My God, why have you forsaken me? (part 2)

A man was visiting a retirement community with his friend. As they walked past a meeting room, they could see a group of seniors gathered in a circle, enjoying each other’s company. One person would call out a number, and everyone would laugh. Then another person would call out another number, and again, the group would laugh.

This happened repeatedly until one gentleman called out “Thirty-seven!” The room remained awkwardly silent for a few moments. Then another number was called and the merriment resumed.

“What was that all about?” the man asked his friend.

“Oh, that,” he replied. “These folks have told each other the same old jokes over and over again — so many times that they decided to number them. Now all they have to do is say the number.”

“But what about the guy who shouted out ‘thirty-seven’? Why didn’t anyone laugh?”

“Him? That’s Tony. Poor Tony never could tell a joke.”

***

Perhaps you’ve heard that one before, or some version of it? If so, you already knew the punchline, where the story was headed.
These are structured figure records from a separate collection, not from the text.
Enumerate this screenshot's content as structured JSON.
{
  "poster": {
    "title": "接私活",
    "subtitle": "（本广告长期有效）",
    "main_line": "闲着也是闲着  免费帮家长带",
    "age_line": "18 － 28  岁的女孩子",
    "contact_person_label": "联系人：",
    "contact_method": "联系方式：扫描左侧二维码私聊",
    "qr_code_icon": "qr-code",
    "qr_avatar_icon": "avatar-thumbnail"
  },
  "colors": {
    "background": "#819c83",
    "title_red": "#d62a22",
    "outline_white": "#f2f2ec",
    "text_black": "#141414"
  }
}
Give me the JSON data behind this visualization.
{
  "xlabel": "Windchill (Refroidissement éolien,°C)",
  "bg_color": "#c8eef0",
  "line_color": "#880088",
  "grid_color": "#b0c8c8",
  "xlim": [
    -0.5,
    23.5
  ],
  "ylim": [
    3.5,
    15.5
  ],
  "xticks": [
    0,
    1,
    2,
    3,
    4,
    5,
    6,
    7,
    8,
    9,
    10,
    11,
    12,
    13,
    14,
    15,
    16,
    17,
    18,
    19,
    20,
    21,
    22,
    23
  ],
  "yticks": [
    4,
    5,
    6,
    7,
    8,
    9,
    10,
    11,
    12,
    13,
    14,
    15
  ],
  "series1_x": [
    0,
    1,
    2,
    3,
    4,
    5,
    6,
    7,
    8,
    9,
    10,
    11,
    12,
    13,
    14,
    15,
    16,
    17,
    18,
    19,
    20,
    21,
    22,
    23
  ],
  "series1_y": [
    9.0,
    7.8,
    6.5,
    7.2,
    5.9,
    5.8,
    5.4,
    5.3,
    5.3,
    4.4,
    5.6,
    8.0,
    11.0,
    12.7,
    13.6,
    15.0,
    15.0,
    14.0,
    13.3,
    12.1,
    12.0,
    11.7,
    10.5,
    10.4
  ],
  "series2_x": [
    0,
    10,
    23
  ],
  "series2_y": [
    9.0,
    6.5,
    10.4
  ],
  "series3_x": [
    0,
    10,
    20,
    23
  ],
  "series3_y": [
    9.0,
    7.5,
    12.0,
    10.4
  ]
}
Then imagine with me, if you will, that when Jesus cried out, “My God, my God, why have you forsaken me?” — a direct quotation of the first words of Psalm 22 — it was akin to calling out “Twenty-two!” His anguish was real, and the words fitting. But the words stand in for the whole psalm, a well-known bit of liturgy that led worshippers back and forth between despair and hope, and finally, to an all-encompassing vision of praise.

Across the four gospels, the stories of Jesus’ suffering during Holy Week make several references to the Old Testament. And no text is alluded to more often than Psalm 22. Indeed, it’s nearly impossible for a Christian to read that Psalm without thinking about Jesus’ crucifixion. We read the psalm, in other words, through the lenses of the gospels, and take the psalm as messianic prophecy.

True enough. But here’s the other side: for many who first heard or read the gospels after they were written, Psalm 22 was the text they already knew — the song they had sung in worship, the words they had prayed. Their inclination would not have been simply to read the psalm in terms of the story of Jesus, but to read the story of Jesus in terms of the psalm.

Read Psalm 22. Think of it not as a page ripped from the psalmist’s personal diary, but as a piece written for the purpose of corporate worship. Suffering — physical, psychological, and spiritual — is described in graphic but general terms. At the core is the sense that trouble is near, but God is far away. Three times the psalmist cries out in anguish (vss. 1-2; 6-8; 12-18), and the cries become more intense, until death itself seems imminent.

But each time, the lament is answered by a more hopeful movement, as the psalmist clings to the stories and memories of God’s past faithfulness. God is declared to be or portrayed as holy (vs. 3), a trustworthy deliverer (vss. 4-5), a father (vs.. 9-10), and the psalmist’s strength (vs. 19).

And then, suddenly, the psalmist shifts to praise:

I will tell of your name to my brothers and sisters;
in the midst of the congregation I will praise you:
You who fear the Lord, praise him!
All you offspring of Jacob, glorify him;
stand in awe of him, all you offspring of Israel!
For he did not despise or abhor
the affliction of the afflicted;
he did not hide his face from me,
but heard when I cried to him. (vss. 22-24, NRSV)

God has answered. The psalmist has been delivered and sings God’s praises to the faithful. Like ripples in a pond, the praise moves outward, from the individual’s worship to the congregation’s, to all the nations (vss. 27-28), and even to future generations (vss. 30-31). No one is excluded from the reach of the psalmist’s praise.

What does that mean for us?

Because Jesus, as the one who bore our humanity on the cross, called out this psalm, we are invited to participate in it ourselves– in all our suffering and desperation, our loneliness, our struggle to remember and believe in God’s trustworthiness. It’s not simply about believing that God will rescue us in some particular way that we wish, but remembering that we are part of the ongoing story of the God who does indeed hear the cries of the afflicted.

And just as important: this memory must be communal. The worshipping community is the repository of the memory, the steward of the stories. Individuals may feel isolated and alone in their anguish. They need to know that there is a community of the faithful who can bear that anguish even while encouraging hope. And when the sufferer is finally able to praise, that praise should encourage the community in turn.

“Twenty-two!” May our imaginations be so shaped by the psalm that we are able to find hope even as we bear our own crosses.